The technology needed to bring this show to life is pretty impressive. For the Toronto show, the stats are 600,000 cubic feet of projections, 90,000,000 pixels, and 60,600 frames of video.
What Was It Like?
In short, the show was pretty trippy. To me, the experience felt a bit like “laser Floyd” at a planetarium, but with art.
There are chairs available at the entrance that you can bring in to be seated through the show. Some people chose to sit on the floor and a few were lying down. I believe it ran around 40 minutes, so I was happy to have the chair. The big show is taking place on the walls in 360-degrees, but there are also complimentary projections on the floors. At one point we were maybe 20 feet from a wall, and I couldn’t see any sign of pixelation. The colors were bright, the details sharp, the animations suited the paintings, the music complemented the action, and it completely lived up to the “immersive” billing.
When the show is over, you walk out and through a gift gallery. A very extensively stocked gift gallery… If you ever wished you had any of Van Gogh’s better-known paintings in tee-shirt, poster, keychain, phone case, or teacup form factor, you’ll be pretty happy with it. There is also a cafe set up outside the gift shop, with coffee and pastries.
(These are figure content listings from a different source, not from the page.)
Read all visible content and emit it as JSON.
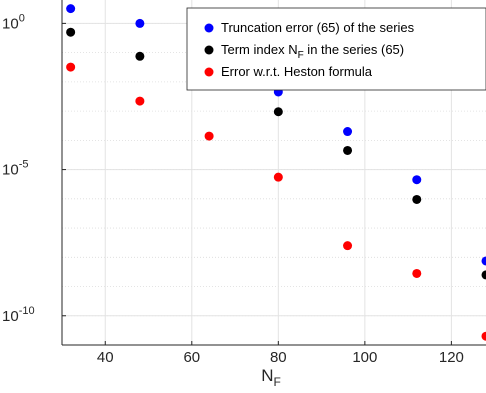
{
  "chart_data": {
    "type": "scatter",
    "title": "",
    "xlabel": "N",
    "xlabel_subscript": "F",
    "ylabel": "",
    "xlim": [
      30,
      128
    ],
    "ylim_log10": [
      -11,
      0.8
    ],
    "y_scale": "log",
    "grid": true,
    "legend_position": "top-right",
    "x_ticks": [
      {
        "value": 40,
        "label": "40"
      },
      {
        "value": 60,
        "label": "60"
      },
      {
        "value": 80,
        "label": "80"
      },
      {
        "value": 100,
        "label": "100"
      },
      {
        "value": 120,
        "label": "120"
      }
    ],
    "y_ticks": [
      {
        "exp": 0,
        "base": "10",
        "sup": "0"
      },
      {
        "exp": -5,
        "base": "10",
        "sup": "-5"
      },
      {
        "exp": -10,
        "base": "10",
        "sup": "-10"
      }
    ],
    "series": [
      {
        "name": "Truncation error (65) of the series",
        "color": "#0000ff",
        "x": [
          32,
          48,
          80,
          96,
          112,
          128
        ],
        "y": [
          3.2,
          1.0,
          0.0045,
          0.0002,
          4.5e-06,
          7.5e-09
        ]
      },
      {
        "name": "Term index N",
        "name_subscript": "F",
        "name_suffix": " in the series (65)",
        "color": "#000000",
        "x": [
          32,
          48,
          80,
          96,
          112,
          128
        ],
        "y": [
          0.5,
          0.075,
          0.00095,
          4.5e-05,
          9.5e-07,
          2.5e-09
        ]
      },
      {
        "name": "Error w.r.t. Heston formula",
        "color": "#ff0000",
        "x": [
          32,
          48,
          64,
          80,
          96,
          112,
          128
        ],
        "y": [
          0.032,
          0.0022,
          0.00014,
          5.5e-06,
          2.5e-08,
          2.8e-09,
          2e-11
        ]
      }
    ]
  }
}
Do You Need to Be a Van Gogh Fan to Enjoy the Exhibit?
No. I’m more a music guy than an art guy. I’m aware of Van Gogh. I remember something about him cutting off an ear. I recognized The Starry Night and Sunflowers. However, despite my limited exposure, I thoroughly enjoyed the show as entertainment, while also gaining a deeper appreciation for the painter’s work. On the other hand, my wife is a big Van Gogh fan—she’s the one who insisted on going to the exhibit. She absolutely loved it.
What About Kids?
My kids weren’t with us on this trip. There were a number of young families there and there seemed to be enough going on to keep the kids entertained. It can get a little dark/intense and loud for short durations, but I didn’t see or hear any young kids who were upset. My daughter would have enjoyed it, but I suspect our teenage gamer boys would have lost interest—there were zero explosions…
Is It Safe (With the Covid-19 Situation)?
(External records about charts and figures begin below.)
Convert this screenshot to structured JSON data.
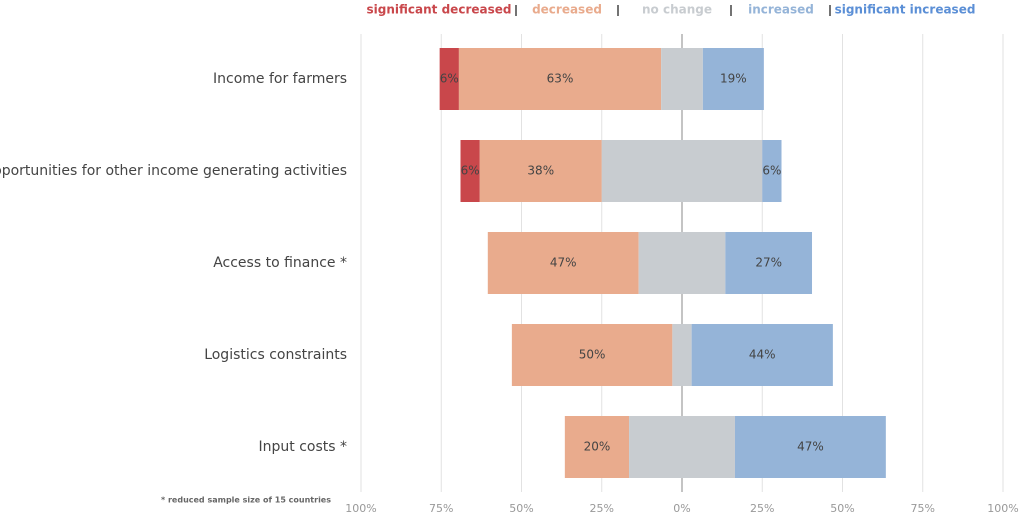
{
  "chart_data": {
    "type": "diverging_bar",
    "categories": [
      "Income for farmers",
      "Opportunities for other income generating activities",
      "Access to finance *",
      "Logistics constraints",
      "Input costs *"
    ],
    "series": [
      {
        "name": "significant decreased",
        "color": "#c9474b",
        "values": [
          6,
          6,
          0,
          0,
          0
        ],
        "value_labels": [
          "6%",
          "6%",
          null,
          null,
          null
        ]
      },
      {
        "name": "decreased",
        "color": "#e9ab8d",
        "values": [
          63,
          38,
          47,
          50,
          20
        ],
        "value_labels": [
          "63%",
          "38%",
          "47%",
          "50%",
          "20%"
        ]
      },
      {
        "name": "no change",
        "color": "#c8ccd0",
        "values": [
          13,
          50,
          27,
          6,
          33
        ],
        "value_labels": [
          null,
          null,
          null,
          null,
          null
        ]
      },
      {
        "name": "increased",
        "color": "#95b4d8",
        "values": [
          19,
          6,
          27,
          44,
          47
        ],
        "value_labels": [
          "19%",
          "6%",
          "27%",
          "44%",
          "47%"
        ]
      },
      {
        "name": "significant increased",
        "color": "#5b8fd6",
        "values": [
          0,
          0,
          0,
          0,
          0
        ],
        "value_labels": [
          null,
          null,
          null,
          null,
          null
        ]
      }
    ],
    "neutral_series": 2,
    "xlim": [
      -100,
      100
    ],
    "xticks": [
      {
        "value": -100,
        "label": "100%"
      },
      {
        "value": -75,
        "label": "75%"
      },
      {
        "value": -50,
        "label": "50%"
      },
      {
        "value": -25,
        "label": "25%"
      },
      {
        "value": 0,
        "label": "0%"
      },
      {
        "value": 25,
        "label": "25%"
      },
      {
        "value": 50,
        "label": "50%"
      },
      {
        "value": 75,
        "label": "75%"
      },
      {
        "value": 100,
        "label": "100%"
      }
    ],
    "grid": true,
    "note": "* reduced sample size of 15 countries"
  }
}
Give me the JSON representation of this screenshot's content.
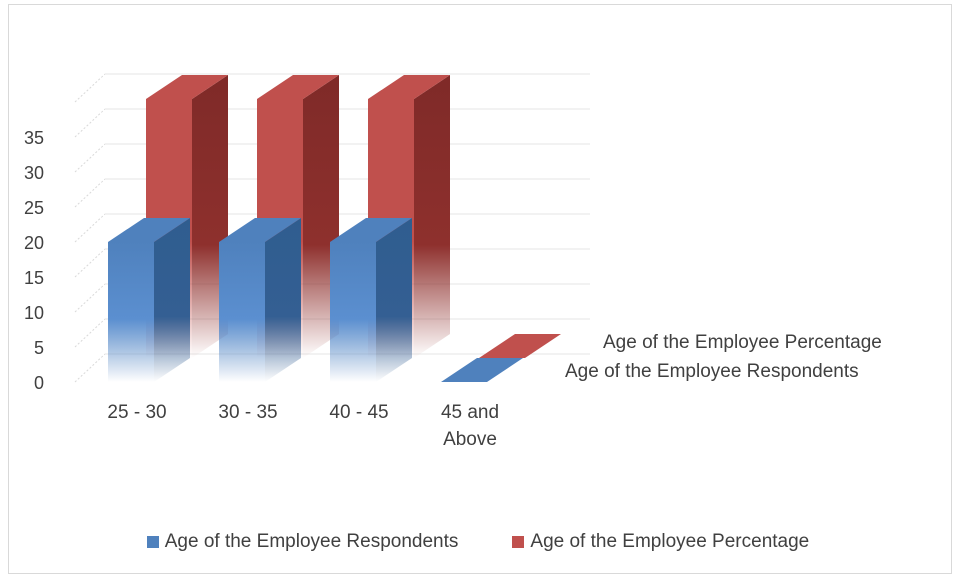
{
  "chart_data": {
    "type": "bar",
    "categories": [
      "25 - 30",
      "30 - 35",
      "40 - 45",
      "45 and Above"
    ],
    "series": [
      {
        "name": "Age of the Employee Respondents",
        "values": [
          20,
          20,
          20,
          0
        ],
        "color": "#4f81bd"
      },
      {
        "name": "Age of the Employee Percentage",
        "values": [
          37,
          37,
          37,
          0
        ],
        "color": "#c0504d"
      }
    ],
    "yticks": [
      "0",
      "5",
      "10",
      "15",
      "20",
      "25",
      "30",
      "35"
    ],
    "ylim": [
      0,
      40
    ],
    "grid": true,
    "legend": "bottom",
    "projection": "3d"
  }
}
The Toronto setup seems very safe. You have to go through the usual screening and masking up before entry. The space itself is huge and tickets are timed to prevent crowding. In addition, the floor is painted with well-spaced circles to make it easy for people to stay safely socially distanced.
Would I See It Again?
I’m not sure I would pay to see this specific exhibit a second time, but the experience was solid. I’d do it again with a different artist featured.
Where and How Much?
As mentioned, we caught the show in Toronto. It’s located at 1 Yonge Street. Ticket prices range from $34.99 to $44.99 (Cdn), depending on the time of day.
Is It Showing Anywhere Else, Including U.S. Cities?
Obviously, not everyone who might be interested in the exhibit happens to live in Toronto. However, Immersive Van Gogh is currently running in a number of U.S. cities, including New York, San Francisco, and Los Angeles. Check the website for locations, exhibit times, and ticket prices.